Friend Bear – Is very obviously the Voodoo God Legba. In the Voodoo religion, followers are told to never call upon “Legba” by name but to only call him “friend” in prayers and ritual. Again his “Veve” symbol is very similar to Friend Bear’s badge – both are represented by two crossed flowers. Furthermore, Legba is known as the messenger god or the liaison between gods and humans. On the cartoon show, Friend Bear plays a similar role between humans and the Care Bears.
Cheer Bear – Another connection is between Cheer Bear and the god Damballah, both of which are symbolized by a rainbow. On the TV shows, Cheer Bear is shown to use magic, and cast spells more than any other bear, and Damballah is the supreme mage of the Voodoo world.

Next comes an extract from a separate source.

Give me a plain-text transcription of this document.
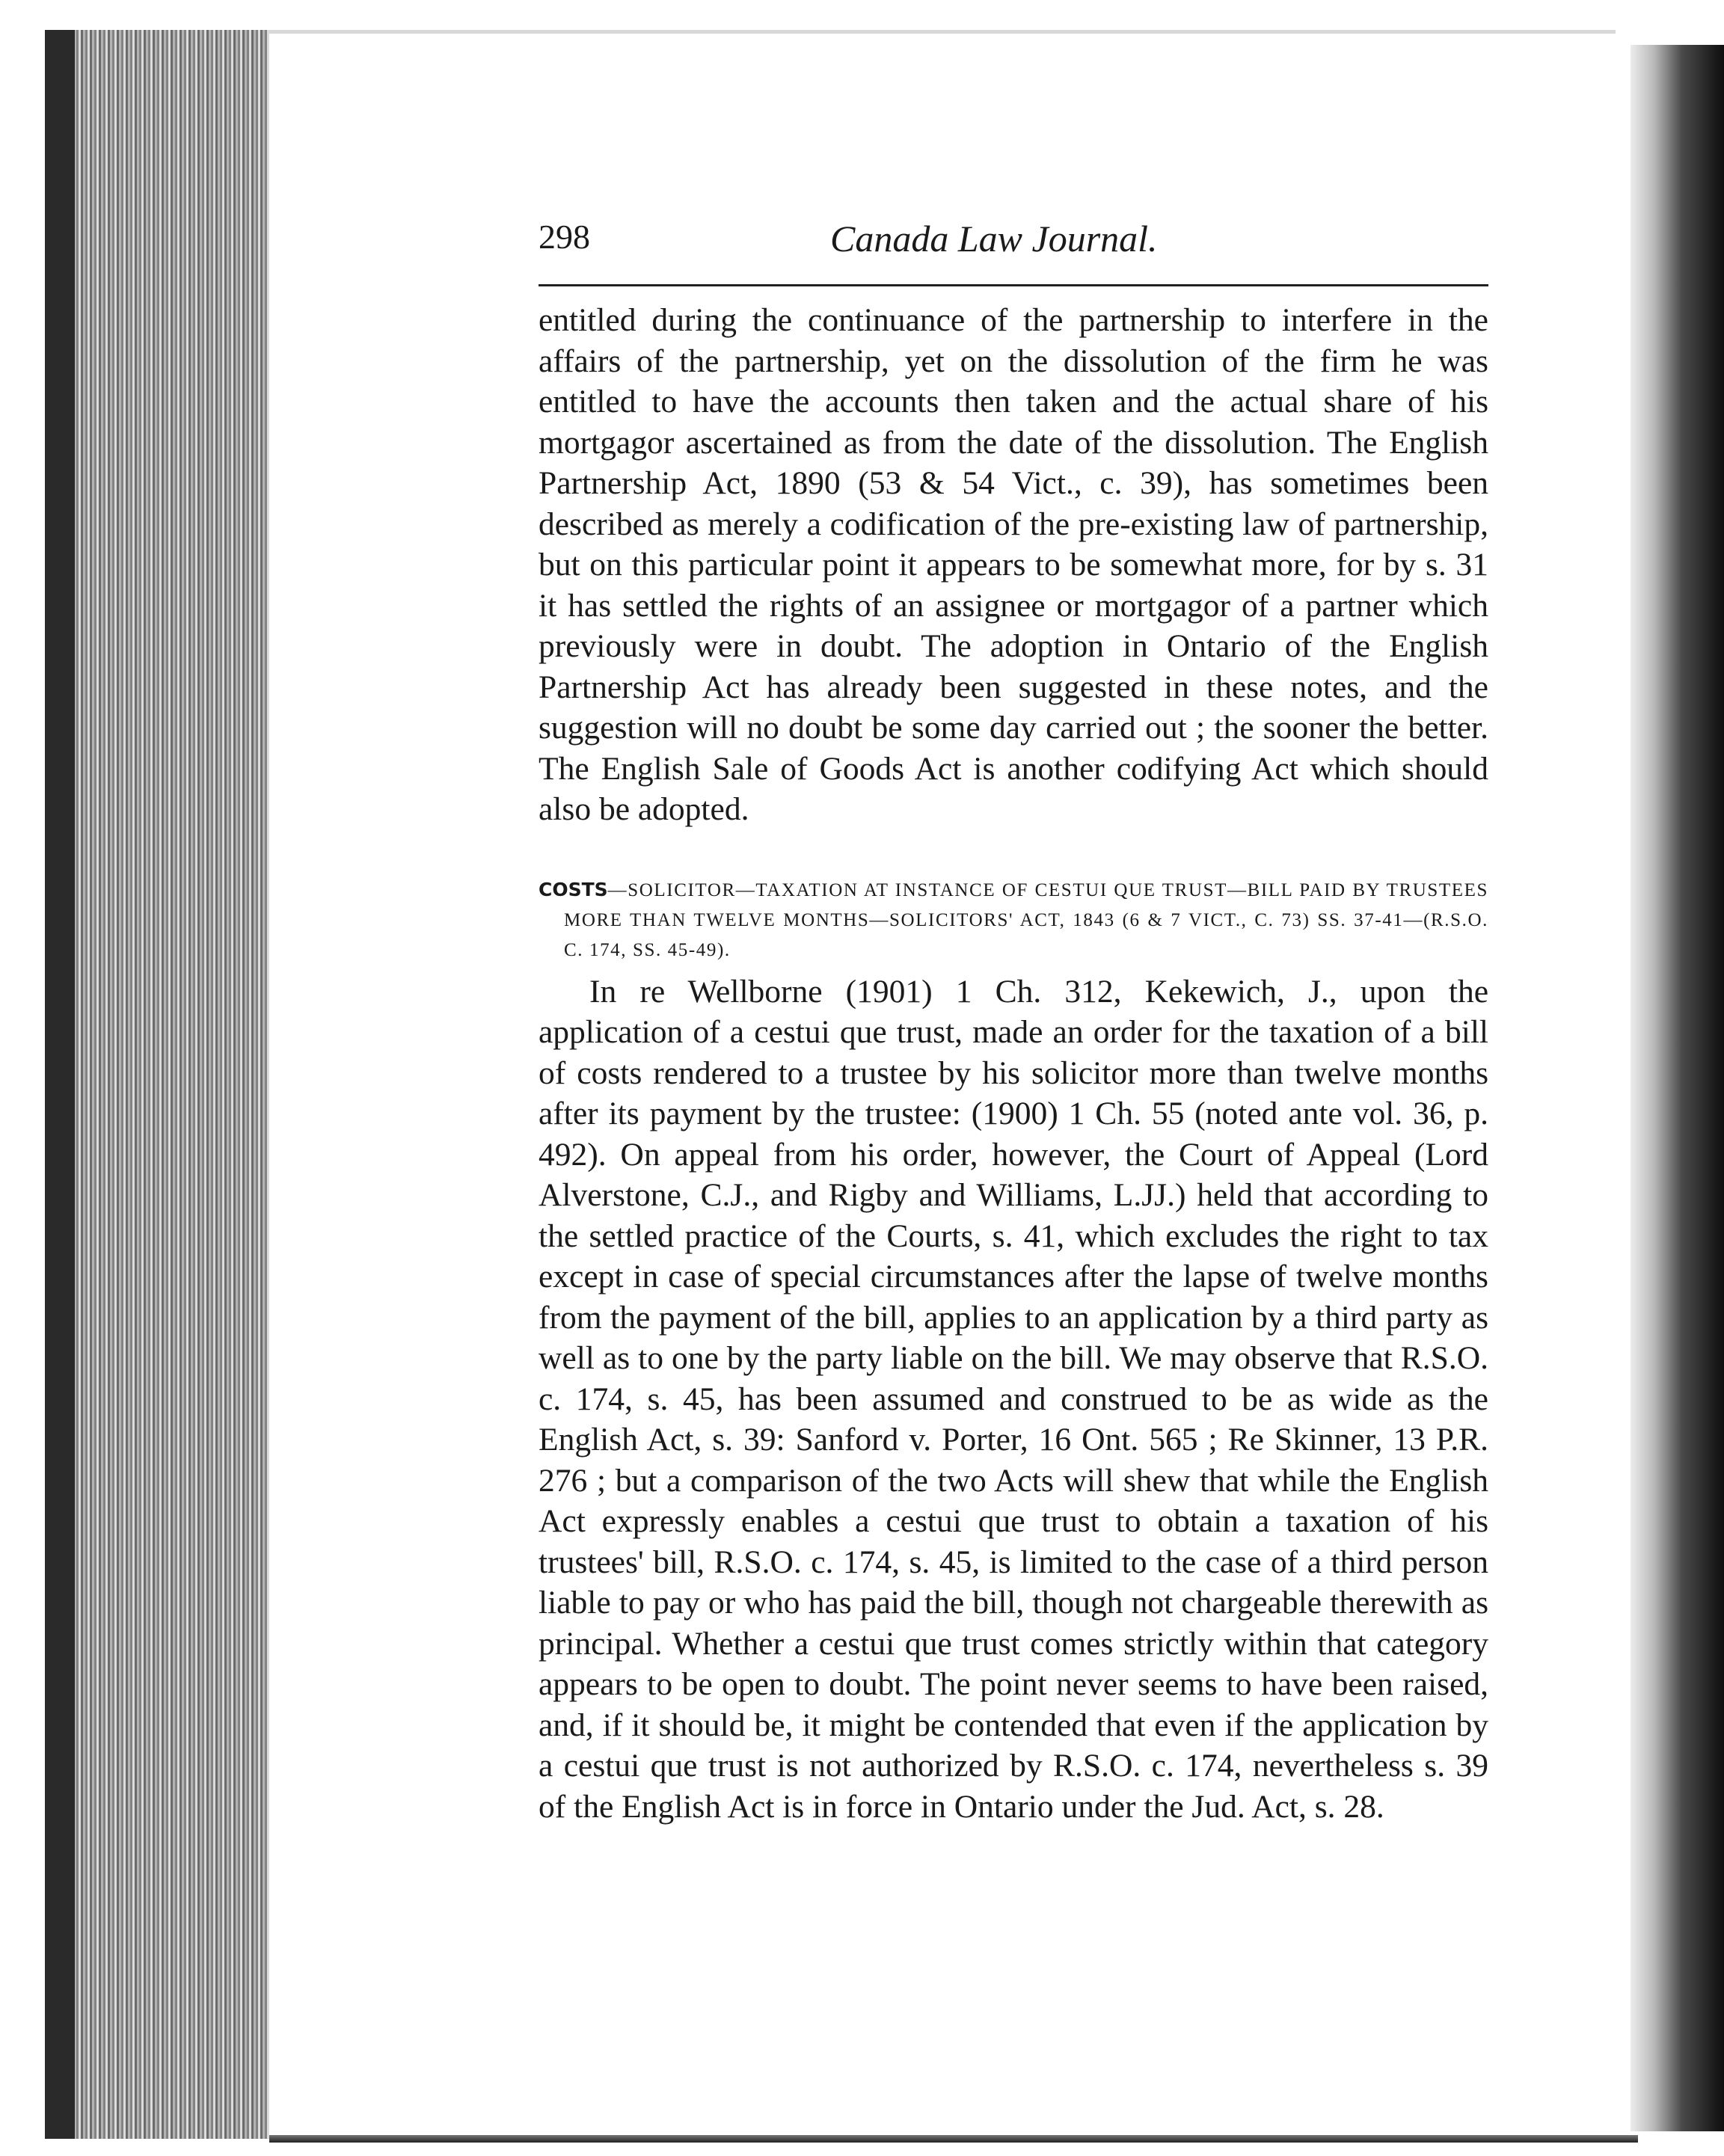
298	Canada Law Journal.

entitled during the continuance of the partnership to interfere in the affairs of the partnership, yet on the dissolution of the firm he was entitled to have the accounts then taken and the actual share of his mortgagor ascertained as from the date of the dissolution. The English Partnership Act, 1890 (53 & 54 Vict., c. 39), has sometimes been described as merely a codification of the pre-existing law of partnership, but on this particular point it appears to be somewhat more, for by s. 31 it has settled the rights of an assignee or mortgagor of a partner which previously were in doubt. The adoption in Ontario of the English Partnership Act has already been suggested in these notes, and the suggestion will no doubt be some day carried out ; the sooner the better. The English Sale of Goods Act is another codifying Act which should also be adopted.

COSTS—SOLICITOR—TAXATION AT INSTANCE OF CESTUI QUE TRUST—BILL PAID BY TRUSTEES MORE THAN TWELVE MONTHS—SOLICITORS' ACT, 1843 (6 & 7 VICT., C. 73) SS. 37-41—(R.S.O. C. 174, SS. 45-49).

In re Wellborne (1901) 1 Ch. 312, Kekewich, J., upon the application of a cestui que trust, made an order for the taxation of a bill of costs rendered to a trustee by his solicitor more than twelve months after its payment by the trustee: (1900) 1 Ch. 55 (noted ante vol. 36, p. 492). On appeal from his order, however, the Court of Appeal (Lord Alverstone, C.J., and Rigby and Williams, L.JJ.) held that according to the settled practice of the Courts, s. 41, which excludes the right to tax except in case of special circumstances after the lapse of twelve months from the payment of the bill, applies to an application by a third party as well as to one by the party liable on the bill. We may observe that R.S.O. c. 174, s. 45, has been assumed and construed to be as wide as the English Act, s. 39: Sanford v. Porter, 16 Ont. 565 ; Re Skinner, 13 P.R. 276 ; but a comparison of the two Acts will shew that while the English Act expressly enables a cestui que trust to obtain a taxation of his trustees' bill, R.S.O. c. 174, s. 45, is limited to the case of a third person liable to pay or who has paid the bill, though not chargeable therewith as principal. Whether a cestui que trust comes strictly within that category appears to be open to doubt. The point never seems to have been raised, and, if it should be, it might be contended that even if the application by a cestui que trust is not authorized by R.S.O. c. 174, nevertheless s. 39 of the English Act is in force in Ontario under the Jud. Act, s. 28.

Grumpy Bear – Grumpy bear, with his anger issues, is said to represent Capitaine Ogu, a Voodoo spirit with a very bad temper. The cloud on Grumpy’s stomach is also said to look very much like the shape of Ogu’s ship. Rumor also has it that in one of the Care Bear’s movies, Return to Care-a-lot, if you listen carefully, Grumpy can be heard muttering to himself; “Gren mi Fret” or “My Balls are Cold,” which was apparently Ogu’s greeting to people.
Are you getting creeped out yet? Has your childhood blown away? Wait there is more!
Other supposed links to Voudon in the Care Bears is the way they travel – they get from place to place on an old-fashioned wooden sailing ship – which proponents of this theory claim are a representation of the slave trade which brought Voudon and Obeah to the New World.
Another link is that the Bears love to dress up and put on hats, which is also a characteristic of the Loa, who in legend, are often depicted wearing disguises, masks, and hats to interact with humans and to celebrate the dead – think of Mardi Gras.
But perhaps the scariest incident that lends at least some credence to what most will say is mere coincidence, several of the producers of the Care Bears Cartoons have died under mysterious circumstances.
Most notably, the series’ head animator, Lester Myers, disappeared after leaving a cryptic note saying he was going off to find out the “truth about where the Care Bears come from.” His final credit card bill showed a charge for a ticket to Haiti – but he never arrived there, nor was he ever heard from him again.
Conspiracy theory? Just an odd coincidence? Or the black magic of Voodoo? You decide!